Deadline for WSJ expires, PM's lawyers wait

Published
Modified 21 Jul 2015, 7:01 am

Prime Minister Najib Abdul Razak may finally issue a letter of demand through his lawyers against  The Wall Street Journal  (WSJ), which has been silent on Najib’s demand for clarification on its report that state money was found in the prime minister's personal accounts.

Berita Harian  quoted Najib’s lawyer Wan Azmir Wan Majid as saying that as of yesterday - the eve of the deadline imposed on the US financial daily's owner Dow Jones - they have not obtained any response from WSJ.

“If we do not receive any response (today), then  Prime Minister Najib Razak has several legal options, including to sue or to issue a letter of demand against WSJ.
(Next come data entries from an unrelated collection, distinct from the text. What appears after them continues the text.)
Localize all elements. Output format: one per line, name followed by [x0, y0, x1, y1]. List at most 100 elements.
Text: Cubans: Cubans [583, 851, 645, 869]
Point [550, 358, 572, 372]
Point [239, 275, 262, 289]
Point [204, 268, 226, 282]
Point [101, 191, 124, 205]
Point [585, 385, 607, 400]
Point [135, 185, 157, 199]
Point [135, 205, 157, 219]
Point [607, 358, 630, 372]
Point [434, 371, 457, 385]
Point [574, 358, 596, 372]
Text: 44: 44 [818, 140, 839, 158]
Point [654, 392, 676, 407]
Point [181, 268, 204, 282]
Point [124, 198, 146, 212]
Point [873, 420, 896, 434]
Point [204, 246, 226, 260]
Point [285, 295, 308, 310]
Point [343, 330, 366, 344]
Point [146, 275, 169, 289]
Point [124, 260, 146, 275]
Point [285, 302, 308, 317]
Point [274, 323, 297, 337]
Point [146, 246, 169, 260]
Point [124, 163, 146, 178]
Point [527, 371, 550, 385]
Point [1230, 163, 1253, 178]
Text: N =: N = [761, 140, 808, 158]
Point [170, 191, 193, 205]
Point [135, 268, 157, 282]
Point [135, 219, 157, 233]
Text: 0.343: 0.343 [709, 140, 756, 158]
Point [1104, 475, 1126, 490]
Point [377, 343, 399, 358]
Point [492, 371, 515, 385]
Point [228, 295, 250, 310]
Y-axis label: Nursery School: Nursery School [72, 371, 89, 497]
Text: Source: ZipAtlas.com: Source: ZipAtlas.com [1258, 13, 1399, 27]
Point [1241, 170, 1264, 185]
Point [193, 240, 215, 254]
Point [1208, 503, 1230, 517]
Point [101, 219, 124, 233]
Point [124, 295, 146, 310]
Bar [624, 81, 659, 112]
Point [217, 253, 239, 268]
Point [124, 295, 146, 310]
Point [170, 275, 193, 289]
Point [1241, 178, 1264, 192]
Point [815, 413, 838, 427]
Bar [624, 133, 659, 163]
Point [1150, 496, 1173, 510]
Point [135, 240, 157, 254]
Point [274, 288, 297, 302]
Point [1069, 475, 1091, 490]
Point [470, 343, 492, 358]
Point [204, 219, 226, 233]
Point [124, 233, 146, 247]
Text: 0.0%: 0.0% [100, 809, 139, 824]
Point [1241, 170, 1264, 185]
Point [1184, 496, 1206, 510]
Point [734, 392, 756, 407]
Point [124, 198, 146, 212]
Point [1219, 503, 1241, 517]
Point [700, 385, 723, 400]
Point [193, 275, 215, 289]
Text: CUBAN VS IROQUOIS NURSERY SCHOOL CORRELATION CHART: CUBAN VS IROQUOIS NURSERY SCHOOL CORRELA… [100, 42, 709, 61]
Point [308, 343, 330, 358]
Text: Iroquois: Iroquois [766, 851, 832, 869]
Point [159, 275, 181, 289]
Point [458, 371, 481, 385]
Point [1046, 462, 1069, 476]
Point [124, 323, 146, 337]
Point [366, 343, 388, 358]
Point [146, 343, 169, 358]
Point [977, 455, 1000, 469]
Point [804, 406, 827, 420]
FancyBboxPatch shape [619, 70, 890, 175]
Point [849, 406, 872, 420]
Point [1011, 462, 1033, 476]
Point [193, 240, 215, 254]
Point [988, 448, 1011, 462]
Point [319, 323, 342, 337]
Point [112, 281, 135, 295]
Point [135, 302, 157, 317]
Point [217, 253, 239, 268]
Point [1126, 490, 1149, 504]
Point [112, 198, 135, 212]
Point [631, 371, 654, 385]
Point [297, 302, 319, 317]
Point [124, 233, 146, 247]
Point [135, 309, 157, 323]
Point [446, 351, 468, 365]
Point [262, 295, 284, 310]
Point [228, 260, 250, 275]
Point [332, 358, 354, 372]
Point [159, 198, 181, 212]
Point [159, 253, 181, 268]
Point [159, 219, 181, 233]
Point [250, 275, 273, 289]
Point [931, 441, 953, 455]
“This is because Dow Jones’ refusal to give any reply or explanation can be construed as an admission of guilt,” the lawyer from the law firm Hafarizam Wan & Aisha Mubarak reportedly told the Malay language daily yesterday.

Wan Azmir said it was now too early to know the prime minister’s next course of action, and the law firm is waiting for further instructions from Najib.

Hafarizam Wan & Aisha Mubarak had on July 8 sent a letter to Dow Jones asking for clarification on two articles published in the WSJ, which carried the headline "Malaysia leader's accounts probed" and "Scandal in Malaysia".

The two articles were published on July 2 and July 6 respectively, and both were authored by Simon Clark and Tom Wright.

Among others, the articles alleged that US$700 million in 1MDB funds had been channelled into Najib’s personal account.

'Clarification' letter rapped

Dow Jones was given 14 days to respond to the letter.

Najib has said that he did not take public funds for  personal use , but fell short of issuing an outright denial of the allegation while both the WSJ and Dow Jones have stood by  the story.

The letter from Najib’s lawyers demanding clarification from Dow Jones has previously been  criticised  by several other lawyers.

This is because defamation suits are normally initiated by a letter of demand that, among others, would state which part of an offending article is defamatory and the loss of reputation suffered, instead of a letter asking for mere clarification.

"We are instructed by our client to seek confirmation as to whether it is your position, as taken in the articles, that our client misappropriated nearly US$700 million from 1MDB?

"We are instructed to procure your position because the articles collectively suggest that you are unsure of the 'original source of the money and what happened to the money' whilst on the other hand, the general gist of the articles create a clear impression that our client has misappropriated US$700 million belonging to 1MDB," the letter send to Dow Jones states.